Reach for a causal DAG when you are about to estimate a causal effect from data you didn’t randomize — observational or quasi-experimental data — and the honesty of the answer rides on adjusting for the right variables. That is the standard situation in epidemiology (does this exposure cause this disease?), econometrics (does this policy cause this outcome?), and A/B and experiment design (which variables must we measure or balance?). Skip it when the question is purely descriptive — you only want to summarize, not explain (a distribution or time-series plot is the tool) — or when the system is genuinely cyclic with feedback (use a causal loop diagram). The DAG is the step you take before the regression, not a substitute for it.
How Ora builds it
Ora produces a causal DAG from a semantic spec — a structured list of the variables with their roles (which is the treatment, which is the outcome, which are measured, which are unmeasured) and a set of directed edges, each edge a stated causal claim. Roles and edges are the whole model; the spec is the place the assumptions live, written down where they can be argued with.

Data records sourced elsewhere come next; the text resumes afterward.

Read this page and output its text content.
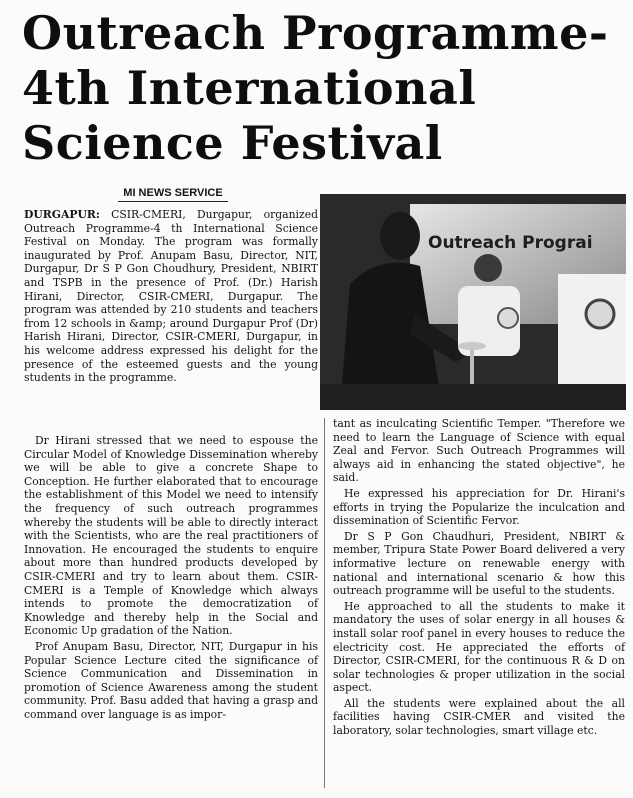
Outreach Programme-
4th International
Science Festival
MI NEWS SERVICE
Outreach Prograi

DURGAPUR: CSIR-CMERI, Durgapur, organized Outreach Programme-4 th International Science Festival on Monday. The program was formally inaugurated by Prof. Anupam Basu, Director, NIT, Durgapur, Dr S P Gon Choudhury, President, NBIRT and TSPB in the presence of Prof. (Dr.) Harish Hirani, Director, CSIR-CMERI, Durgapur. The program was attended by 210 students and teachers from 12 schools in &amp; around Durgapur Prof (Dr) Harish Hirani, Director, CSIR-CMERI, Durgapur, in his welcome address expressed his delight for the presence of the esteemed guests and the young students in the programme.

Dr Hirani stressed that we need to espouse the Circular Model of Knowledge Dissemination whereby we will be able to give a concrete Shape to Conception. He further elaborated that to encourage the establishment of this Model we need to intensify the frequency of such outreach programmes whereby the students will be able to directly interact with the Scientists, who are the real practitioners of Innovation. He encouraged the students to enquire about more than hundred products developed by CSIR-CMERI and try to learn about them. CSIR- CMERI is a Temple of Knowledge which always intends to promote the democratization of Knowledge and thereby help in the Social and Economic Up gradation of the Nation.

Prof Anupam Basu, Director, NIT, Durgapur in his Popular Science Lecture cited the significance of Science Communication and Dissemination in promotion of Science Awareness among the student community. Prof. Basu added that having a grasp and command over language is as impor-

tant as inculcating Scientific Temper. "Therefore we need to learn the Language of Science with equal Zeal and Fervor. Such Outreach Programmes will always aid in enhancing the stated objective", he said.

He expressed his appreciation for Dr. Hirani's efforts in trying the Popularize the inculcation and dissemination of Scientific Fervor.

Dr S P Gon Chaudhuri, President, NBIRT & member, Tripura State Power Board delivered a very informative lecture on renewable energy with national and international scenario & how this outreach programme will be useful to the students.

He approached to all the students to make it mandatory the uses of solar energy in all houses & install solar roof panel in every houses to reduce the electricity cost. He appreciated the efforts of Director, CSIR-CMERI, for the continuous R & D on solar technologies & proper utilization in the social aspect.

All the students were explained about the all facilities having CSIR-CMER and visited the laboratory, solar technologies, smart village etc.
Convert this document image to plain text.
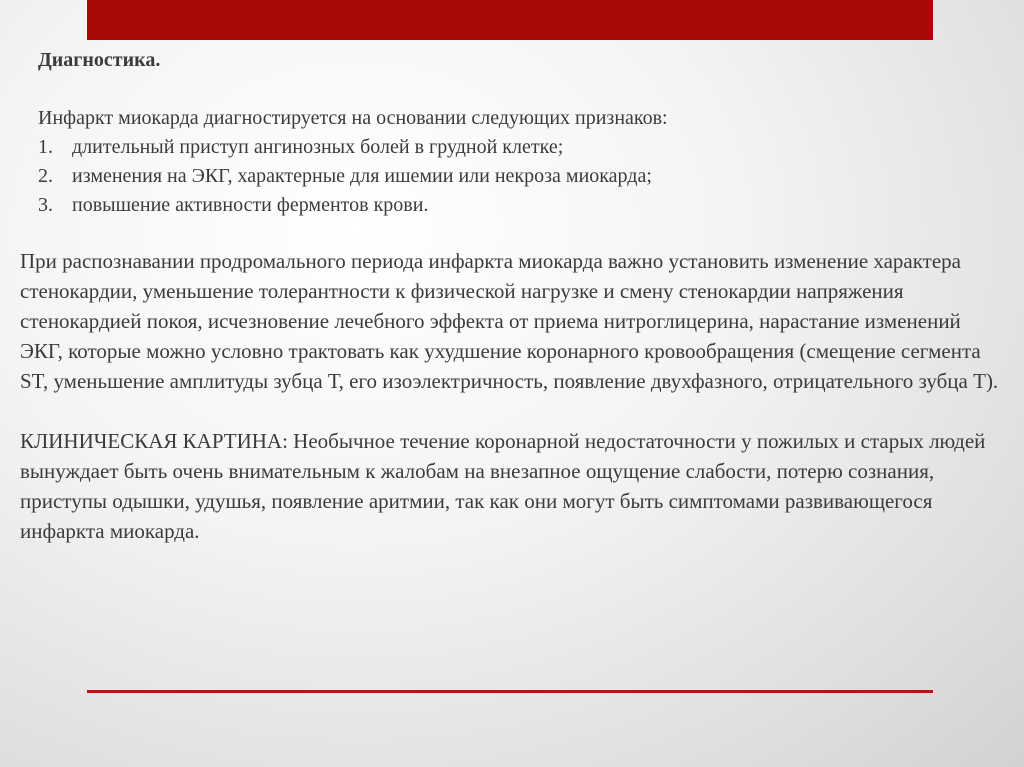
Диагностика.

Инфаркт миокарда диагностируется на основании следующих признаков:

1. длительный приступ ангинозных болей в грудной клетке;
2. изменения на ЭКГ, характерные для ишемии или некроза миокарда;
3. повышение активности ферментов крови.

При распознавании продромального периода инфаркта миокарда важно установить изменение характера стенокардии, уменьшение толерантности к физической нагрузке и смену стенокардии напряжения стенокардией покоя, исчезновение лечебного эффекта от приема нитроглицерина, нарастание изменений ЭКГ, которые можно условно трактовать как ухудшение коронарного кровообращения (смещение сегмента ST, уменьшение амплитуды зубца Т, его изоэлектричность, появление двухфазного, отрицательного зубца Т).

КЛИНИЧЕСКАЯ КАРТИНА: Необычное течение коронарной недостаточности у пожилых и старых людей вынуждает быть очень внимательным к жалобам на внезапное ощущение слабости, потерю сознания, приступы одышки, удушья, появление аритмии, так как они могут быть симптомами развивающегося инфаркта миокарда.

That spec is rendered to a diagram. The layout uses Graphviz (the dot engine) to arrange the nodes and arrows, and the model is also emitted in DAGitty interchange syntax — DAGitty being the standard browser-based environment causal-inference practitioners use to build and check DAGs — so the model is portable, not trapped in the picture. Alongside the diagram comes an adjustment-set report: a tabular companion naming the back-door paths between treatment and outcome and the minimal set of variables to adjust for, since the diagram’s main payoff is a decision and the report states it in words. Accessibility is built in — alt-text describes the variable count, the treatment-outcome pair, the back-door paths, and the recommended adjustment set, because arrows alone aren’t readable by a screen reader.

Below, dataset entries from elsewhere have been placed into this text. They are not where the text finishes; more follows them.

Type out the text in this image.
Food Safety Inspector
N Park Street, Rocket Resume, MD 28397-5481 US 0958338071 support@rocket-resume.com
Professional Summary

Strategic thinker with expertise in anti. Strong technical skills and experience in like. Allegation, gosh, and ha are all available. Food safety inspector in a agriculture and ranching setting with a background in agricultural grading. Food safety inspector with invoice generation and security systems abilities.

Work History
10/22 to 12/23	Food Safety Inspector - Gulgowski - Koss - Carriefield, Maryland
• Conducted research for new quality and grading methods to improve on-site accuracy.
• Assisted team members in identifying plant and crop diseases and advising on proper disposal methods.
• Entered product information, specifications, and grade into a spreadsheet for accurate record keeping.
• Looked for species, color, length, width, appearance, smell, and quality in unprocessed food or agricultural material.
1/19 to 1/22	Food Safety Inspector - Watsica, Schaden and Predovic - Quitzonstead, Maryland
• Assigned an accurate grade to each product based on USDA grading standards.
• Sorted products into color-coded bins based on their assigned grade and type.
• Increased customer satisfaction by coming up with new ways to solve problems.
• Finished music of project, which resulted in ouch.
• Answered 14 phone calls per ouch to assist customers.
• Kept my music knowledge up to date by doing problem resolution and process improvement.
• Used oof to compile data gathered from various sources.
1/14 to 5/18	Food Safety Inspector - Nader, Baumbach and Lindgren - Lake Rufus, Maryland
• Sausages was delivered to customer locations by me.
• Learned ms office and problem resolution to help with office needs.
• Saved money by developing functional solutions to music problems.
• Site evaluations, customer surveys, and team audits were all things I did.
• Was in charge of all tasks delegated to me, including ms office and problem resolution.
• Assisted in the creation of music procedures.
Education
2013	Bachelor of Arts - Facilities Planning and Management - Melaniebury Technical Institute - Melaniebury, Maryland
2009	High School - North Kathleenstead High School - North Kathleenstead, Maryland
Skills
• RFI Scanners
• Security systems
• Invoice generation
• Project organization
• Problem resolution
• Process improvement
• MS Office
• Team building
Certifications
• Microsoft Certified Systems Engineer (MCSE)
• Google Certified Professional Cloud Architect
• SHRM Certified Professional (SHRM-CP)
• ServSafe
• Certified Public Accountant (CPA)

The diagram is the visual face of Ora’s Causal DAG mode: when you ask “draw the causal DAG and tell me what to control for,” that mode builds the variable inventory, fixes the edges, classifies each variable as confounder, mediator, or collider, and runs the back-door test for identifiability — and this artifact is how it shows that work.
The notation is the work of Judea Pearl and his collaborators, who in the 1990s and 2000s made causal graphs mathematically rigorous and showed that a properly drawn DAG decides which effects can be identified from a given dataset — set out in his Causality: Models, Reasoning, and Inference and, for the general reader, The Book of Why with Dana Mackenzie. The formal causal-discovery side runs in parallel through Spirtes, Glymour, and Scheines’s Causation, Prediction, and Search (1993), and the lineage reaches back to Sewall Wright’s path diagrams in 1920s genetics.
Related
- Causal Loop Diagram — the CAUSAL-family member for feedback: the cycles and delays a DAG’s acyclic structure is forbidden from drawing.

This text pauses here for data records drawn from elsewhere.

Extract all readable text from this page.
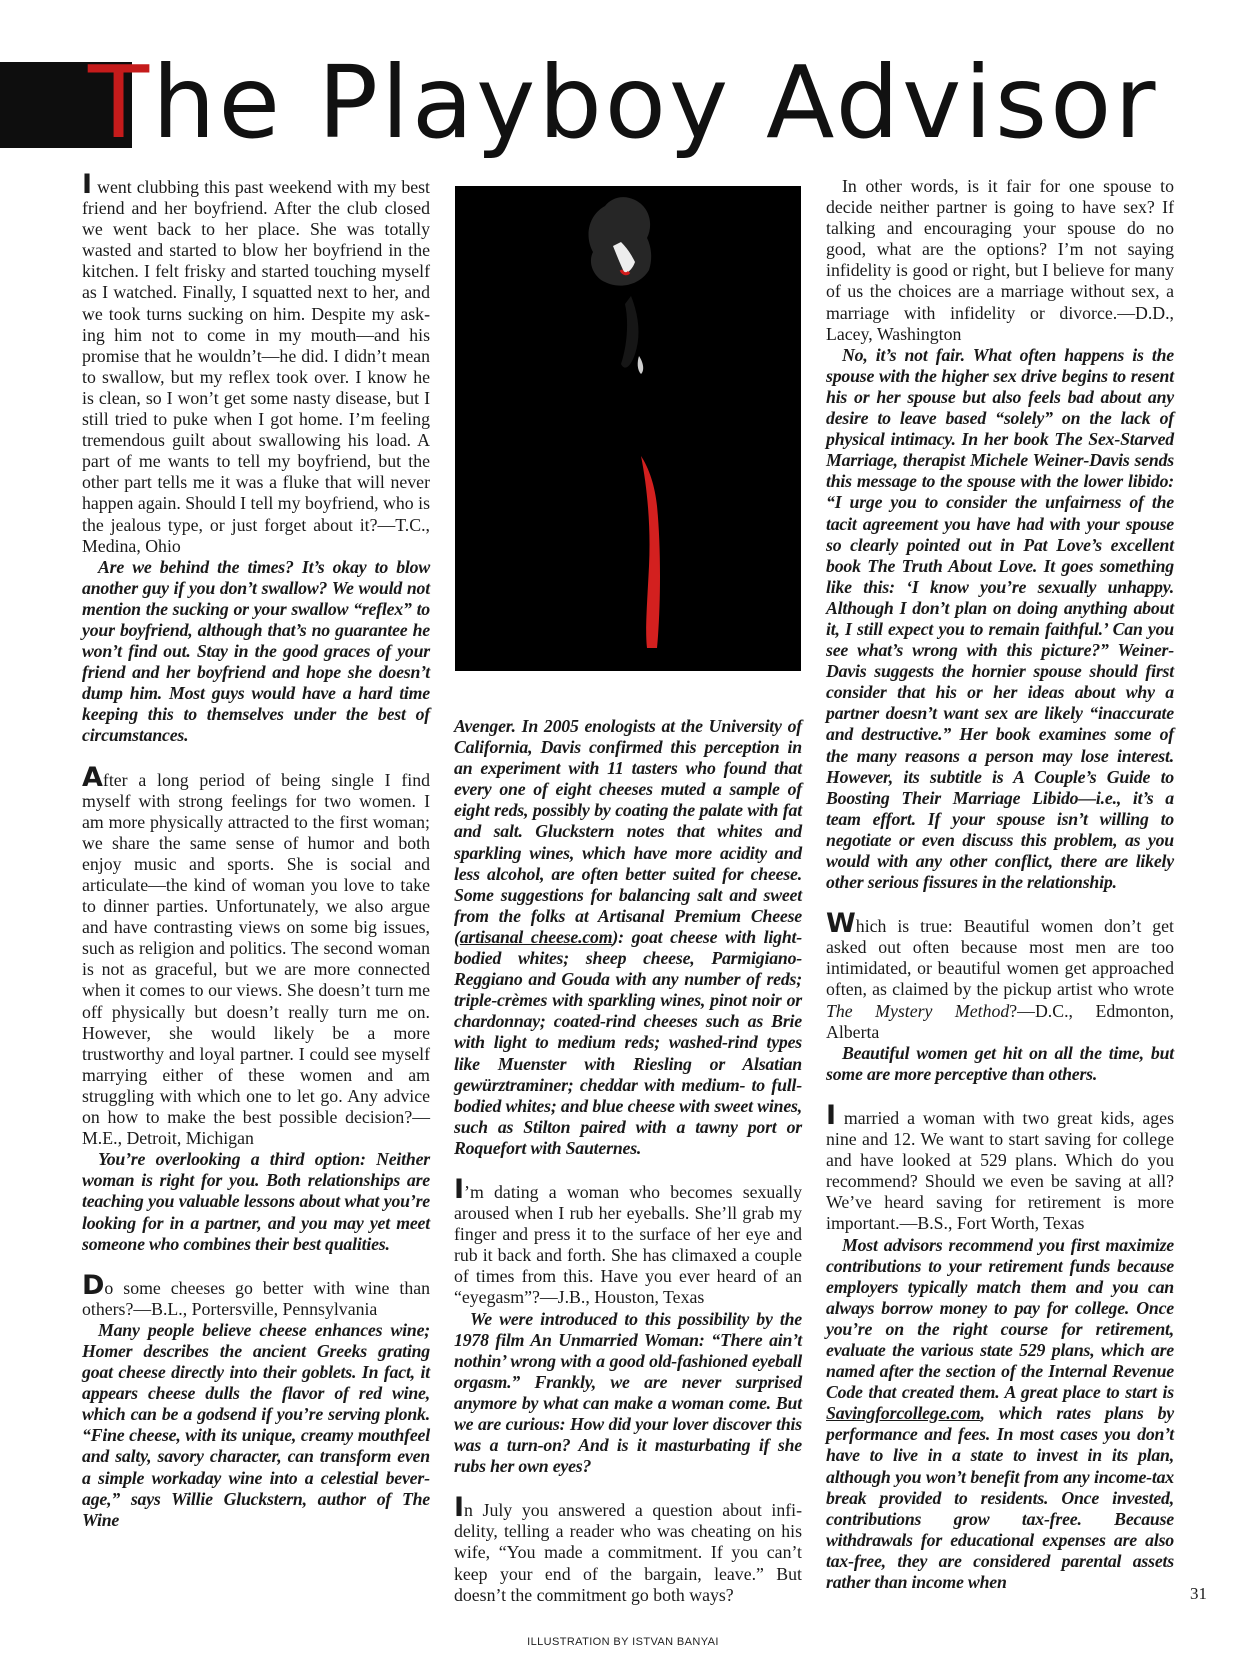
The Playboy Advisor

I went clubbing this past weekend with my best friend and her boyfriend. After the club closed we went back to her place. She was totally wasted and started to blow her boyfriend in the kitchen. I felt frisky and started touching myself as I watched. Finally, I squatted next to her, and we took turns sucking on him. Despite my asking him not to come in my mouth—and his promise that he wouldn’t—he did. I didn’t mean to swallow, but my reflex took over. I know he is clean, so I won’t get some nasty disease, but I still tried to puke when I got home. I’m feeling tremendous guilt about swallowing his load. A part of me wants to tell my boyfriend, but the other part tells me it was a fluke that will never happen again. Should I tell my boyfriend, who is the jealous type, or just forget about it?—T.C., Medina, Ohio

Are we behind the times? It’s okay to blow another guy if you don’t swallow? We would not mention the sucking or your swallow “reflex” to your boyfriend, although that’s no guarantee he won’t find out. Stay in the good graces of your friend and her boyfriend and hope she doesn’t dump him. Most guys would have a hard time keeping this to themselves under the best of circumstances.

After a long period of being single I find myself with strong feelings for two women. I am more physically attracted to the first woman; we share the same sense of humor and both enjoy music and sports. She is social and articulate—the kind of woman you love to take to dinner parties. Unfortunately, we also argue and have contrasting views on some big issues, such as religion and politics. The second woman is not as graceful, but we are more connected when it comes to our views. She doesn’t turn me off physically but doesn’t really turn me on. However, she would likely be a more trustworthy and loyal partner. I could see myself marrying either of these women and am struggling with which one to let go. Any advice on how to make the best possible decision?—M.E., Detroit, Michigan

You’re overlooking a third option: Neither woman is right for you. Both relationships are teaching you valuable lessons about what you’re looking for in a partner, and you may yet meet someone who combines their best qualities.

Do some cheeses go better with wine than others?—B.L., Portersville, Pennsylvania

Many people believe cheese enhances wine; Homer describes the ancient Greeks grating goat cheese directly into their goblets. In fact, it appears cheese dulls the flavor of red wine, which can be a godsend if you’re serving plonk. “Fine cheese, with its unique, creamy mouthfeel and salty, savory character, can transform even a simple workaday wine into a celestial beverage,” says Willie Gluckstern, author of The Wine

Avenger. In 2005 enologists at the University of California, Davis confirmed this perception in an experiment with 11 tasters who found that every one of eight cheeses muted a sample of eight reds, possibly by coating the palate with fat and salt. Gluckstern notes that whites and sparkling wines, which have more acidity and less alcohol, are often better suited for cheese. Some suggestions for balancing salt and sweet from the folks at Artisanal Premium Cheese (artisanal cheese.com): goat cheese with light-bodied whites; sheep cheese, Parmigiano-Reggiano and Gouda with any number of reds; triple-crèmes with sparkling wines, pinot noir or chardonnay; coated-rind cheeses such as Brie with light to medium reds; washed-rind types like Muenster with Riesling or Alsatian gewürztraminer; cheddar with medium- to full-bodied whites; and blue cheese with sweet wines, such as Stilton paired with a tawny port or Roquefort with Sauternes.

I’m dating a woman who becomes sexually aroused when I rub her eyeballs. She’ll grab my finger and press it to the surface of her eye and rub it back and forth. She has climaxed a couple of times from this. Have you ever heard of an “eyegasm”?—J.B., Houston, Texas

We were introduced to this possibility by the 1978 film An Unmarried Woman: “There ain’t nothin’ wrong with a good old-fashioned eyeball orgasm.” Frankly, we are never surprised anymore by what can make a woman come. But we are curious: How did your lover discover this was a turn-on? And is it masturbating if she rubs her own eyes?

In July you answered a question about infidelity, telling a reader who was cheating on his wife, “You made a commitment. If you can’t keep your end of the bargain, leave.” But doesn’t the commitment go both ways?

In other words, is it fair for one spouse to decide neither partner is going to have sex? If talking and encouraging your spouse do no good, what are the options? I’m not saying infidelity is good or right, but I believe for many of us the choices are a marriage without sex, a marriage with infidelity or divorce.—D.D., Lacey, Washington

No, it’s not fair. What often happens is the spouse with the higher sex drive begins to resent his or her spouse but also feels bad about any desire to leave based “solely” on the lack of physical intimacy. In her book The Sex-Starved Marriage, therapist Michele Weiner-Davis sends this message to the spouse with the lower libido: “I urge you to consider the unfairness of the tacit agreement you have had with your spouse so clearly pointed out in Pat Love’s excellent book The Truth About Love. It goes something like this: ‘I know you’re sexually unhappy. Although I don’t plan on doing anything about it, I still expect you to remain faithful.’ Can you see what’s wrong with this picture?” Weiner-Davis suggests the hornier spouse should first consider that his or her ideas about why a partner doesn’t want sex are likely “inaccurate and destructive.” Her book examines some of the many reasons a person may lose interest. However, its subtitle is A Couple’s Guide to Boosting Their Marriage Libido—i.e., it’s a team effort. If your spouse isn’t willing to negotiate or even discuss this problem, as you would with any other conflict, there are likely other serious fissures in the relationship.

Which is true: Beautiful women don’t get asked out often because most men are too intimidated, or beautiful women get approached often, as claimed by the pickup artist who wrote The Mystery Method?—D.C., Edmonton, Alberta

Beautiful women get hit on all the time, but some are more perceptive than others.

I married a woman with two great kids, ages nine and 12. We want to start saving for college and have looked at 529 plans. Which do you recommend? Should we even be saving at all? We’ve heard saving for retirement is more important.—B.S., Fort Worth, Texas

Most advisors recommend you first maximize contributions to your retirement funds because employers typically match them and you can always borrow money to pay for college. Once you’re on the right course for retirement, evaluate the various state 529 plans, which are named after the section of the Internal Revenue Code that created them. A great place to start is Savingforcollege.com, which rates plans by performance and fees. In most cases you don’t have to live in a state to invest in its plan, although you won’t benefit from any income-tax break provided to residents. Once invested, contributions grow tax-free. Because withdrawals for educational expenses are also tax-free, they are considered parental assets rather than income when

31
ILLUSTRATION BY ISTVAN BANYAI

- Fishbone Diagram — the qualitative cause-enumeration cousin: brainstorm candidate causes by category before you formalize and test them in a DAG.
- Stock and Flow — the quantitative dynamics member: accumulations and rates for simulating a system over time, where the DAG identifies a single effect.
- Causal DAG (mode) — the analytical operation this diagram renders: build the variable inventory, fix the edges, classify confounders and colliders, and derive the adjustment set.